Bioinspired Structure/Function Studies that Leverage Proton-Responsive Secondary Coordination Spheres and Ligand-Based Redox Sites

利用质子响应二级配位球和基于配体的氧化还原位点的仿生结构/功能研究

• 批准号: 9300466
• 负责人: John Gilbertson
• 金额: $ 36.41万
• 依托单位: WESTERN WASHINGTON UNIVERSITY
• 依托单位国家: 美国
• 财政年份: 2017
• 资助国家: 美国
• 起止时间: 2017-07-01 至 2021-06-30
• 项目状态: 已结题
• 来源: https://reporter.nih.gov/project-details/9300466
• 关键词: Active Sites; Amination; Amines; Amino Acids; Anodes; Area; Binding; Binding Sites; Biological; Biomimetics; Chemicals; Chemistry; Complex; Development; Electrons; Environment; Family; Glare; Halogens; Health; Human; Hydrogen Bonding; Investigation; Ions; Kinetics; Ligands; Metals; Methodology; Modeling; Nitrites; Oxidation-Reduction; Play; Process; Property; Proteins; Protons; Reaction; Regulation; Research; Role; Series; Site; Specific qualifier value; Structure; Structure-Activity Relationship; System; Transition Elements; Translating; base; innovation; metalloenzyme; novel; oxidation; protonation; reaction rate; scaffold; small molecule; synergism; synthetic construct

Project Summary/Abstract The aim of the research described in this proposal is to develop a series of unique and innovative complexes to translate metalloenzyme active site reactivity and selectivity to the realm of synthetic constructs for the study biologically relevant reactions. Many metalloenzymes catalyze reactions that involve either oxidation or reduction of substrate, vital for maintaining human health, and these chemical transformations are generally multi-electron redox processes.
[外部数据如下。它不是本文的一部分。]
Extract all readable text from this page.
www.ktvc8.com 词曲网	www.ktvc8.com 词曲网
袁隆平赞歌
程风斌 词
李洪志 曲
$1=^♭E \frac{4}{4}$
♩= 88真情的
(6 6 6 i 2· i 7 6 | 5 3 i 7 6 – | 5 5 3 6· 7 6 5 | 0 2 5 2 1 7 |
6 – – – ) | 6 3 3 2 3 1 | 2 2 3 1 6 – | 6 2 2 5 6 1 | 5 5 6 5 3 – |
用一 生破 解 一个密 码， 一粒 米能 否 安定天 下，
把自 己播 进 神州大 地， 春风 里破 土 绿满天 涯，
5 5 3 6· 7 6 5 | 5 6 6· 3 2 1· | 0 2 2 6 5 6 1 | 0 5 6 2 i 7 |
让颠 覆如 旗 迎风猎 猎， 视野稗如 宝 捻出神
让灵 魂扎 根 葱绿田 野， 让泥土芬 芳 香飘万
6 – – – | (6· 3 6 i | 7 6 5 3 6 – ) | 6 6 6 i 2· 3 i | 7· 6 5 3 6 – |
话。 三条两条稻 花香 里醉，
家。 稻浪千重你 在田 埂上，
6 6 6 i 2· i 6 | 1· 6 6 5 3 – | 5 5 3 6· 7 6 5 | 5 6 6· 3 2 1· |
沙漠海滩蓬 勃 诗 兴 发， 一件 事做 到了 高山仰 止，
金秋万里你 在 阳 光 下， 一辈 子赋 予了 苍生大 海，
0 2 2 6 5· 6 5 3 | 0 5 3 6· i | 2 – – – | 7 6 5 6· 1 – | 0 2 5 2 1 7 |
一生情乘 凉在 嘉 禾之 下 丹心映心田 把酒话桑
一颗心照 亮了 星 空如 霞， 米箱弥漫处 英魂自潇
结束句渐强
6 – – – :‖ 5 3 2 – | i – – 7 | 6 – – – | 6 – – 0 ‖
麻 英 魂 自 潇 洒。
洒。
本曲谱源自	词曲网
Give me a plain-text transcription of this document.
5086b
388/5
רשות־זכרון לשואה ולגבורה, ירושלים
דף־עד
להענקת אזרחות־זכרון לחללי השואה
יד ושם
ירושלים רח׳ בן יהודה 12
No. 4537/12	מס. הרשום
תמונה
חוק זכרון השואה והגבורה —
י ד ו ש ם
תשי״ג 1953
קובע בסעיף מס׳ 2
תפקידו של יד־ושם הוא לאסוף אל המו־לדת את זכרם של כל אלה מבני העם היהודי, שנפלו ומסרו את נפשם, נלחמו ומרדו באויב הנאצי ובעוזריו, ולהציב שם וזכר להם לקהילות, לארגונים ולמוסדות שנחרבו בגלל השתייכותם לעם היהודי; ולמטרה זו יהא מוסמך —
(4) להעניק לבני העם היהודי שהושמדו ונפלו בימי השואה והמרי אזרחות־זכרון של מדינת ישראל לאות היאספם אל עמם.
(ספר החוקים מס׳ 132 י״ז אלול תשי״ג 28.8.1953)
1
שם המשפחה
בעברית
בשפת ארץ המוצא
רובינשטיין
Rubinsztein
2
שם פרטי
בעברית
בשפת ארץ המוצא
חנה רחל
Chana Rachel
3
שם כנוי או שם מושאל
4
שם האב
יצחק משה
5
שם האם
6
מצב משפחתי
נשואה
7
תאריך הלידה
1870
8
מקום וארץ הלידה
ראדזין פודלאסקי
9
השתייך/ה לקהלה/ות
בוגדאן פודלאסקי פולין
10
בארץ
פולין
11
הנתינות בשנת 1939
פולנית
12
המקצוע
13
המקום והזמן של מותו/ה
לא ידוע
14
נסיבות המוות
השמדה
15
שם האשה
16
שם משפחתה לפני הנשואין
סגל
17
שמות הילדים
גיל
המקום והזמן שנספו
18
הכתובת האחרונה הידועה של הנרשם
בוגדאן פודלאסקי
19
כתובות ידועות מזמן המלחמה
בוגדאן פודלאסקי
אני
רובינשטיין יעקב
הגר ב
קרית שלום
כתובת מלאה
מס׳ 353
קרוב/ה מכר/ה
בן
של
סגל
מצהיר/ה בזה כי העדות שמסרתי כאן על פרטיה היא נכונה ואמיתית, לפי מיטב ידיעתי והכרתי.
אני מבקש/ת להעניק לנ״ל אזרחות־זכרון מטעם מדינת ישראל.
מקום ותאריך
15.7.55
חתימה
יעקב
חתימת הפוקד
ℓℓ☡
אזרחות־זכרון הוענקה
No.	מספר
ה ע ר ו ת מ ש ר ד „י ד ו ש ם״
The protein environment plays a significant role in the regulation of the reduction potentials to match the specified chemistry of the active site through the use of H-bonding and redox-active amino acids located in the secondary coordination sphere. In other words, the function of health-related metalloenzymes can be understood within the context of changes in the environments proximal to the metal center(s). One glaring weakness of many biomimetic systems is the inability to regulate both the protonation state and the reduction potential of the active site. We plan to overcome these weaknesses by integrating a proton responsive secondary coordination sphere and ligand-based redox-active sites within a single metal- ligand construct. The hypothesis is that by utilizing the redox-active pyridinediimine (PDI) scaffold, it will be possible to unburden the proton-responsivity of the complex from the ligand-based redox-active sites to independently tune both the structural properties of the metal-ligand scaffolds (secondary coordination sphere) and the redox properties (ligand-based redox active sites). We propose that this approach is an effective way to model the reactivity of natural metalloenzymes. Ultimately, the results from this research will lead to a new class of bioinspired complexes that display the elegant control over reactivity that is observed by metalloenzymes. Specific Aims include: (1) Develop a class of bioinspired metal-ligand complexes based on the PDI scaffold that contain proton-responsive secondary coordination spheres. (2) Probe the relationship between the ligand protonation state and the ligand-based redox-active sites. (3) Leverage the proton-responsive secondary coordination sphere and ligand-based redox sites for small molecule activation.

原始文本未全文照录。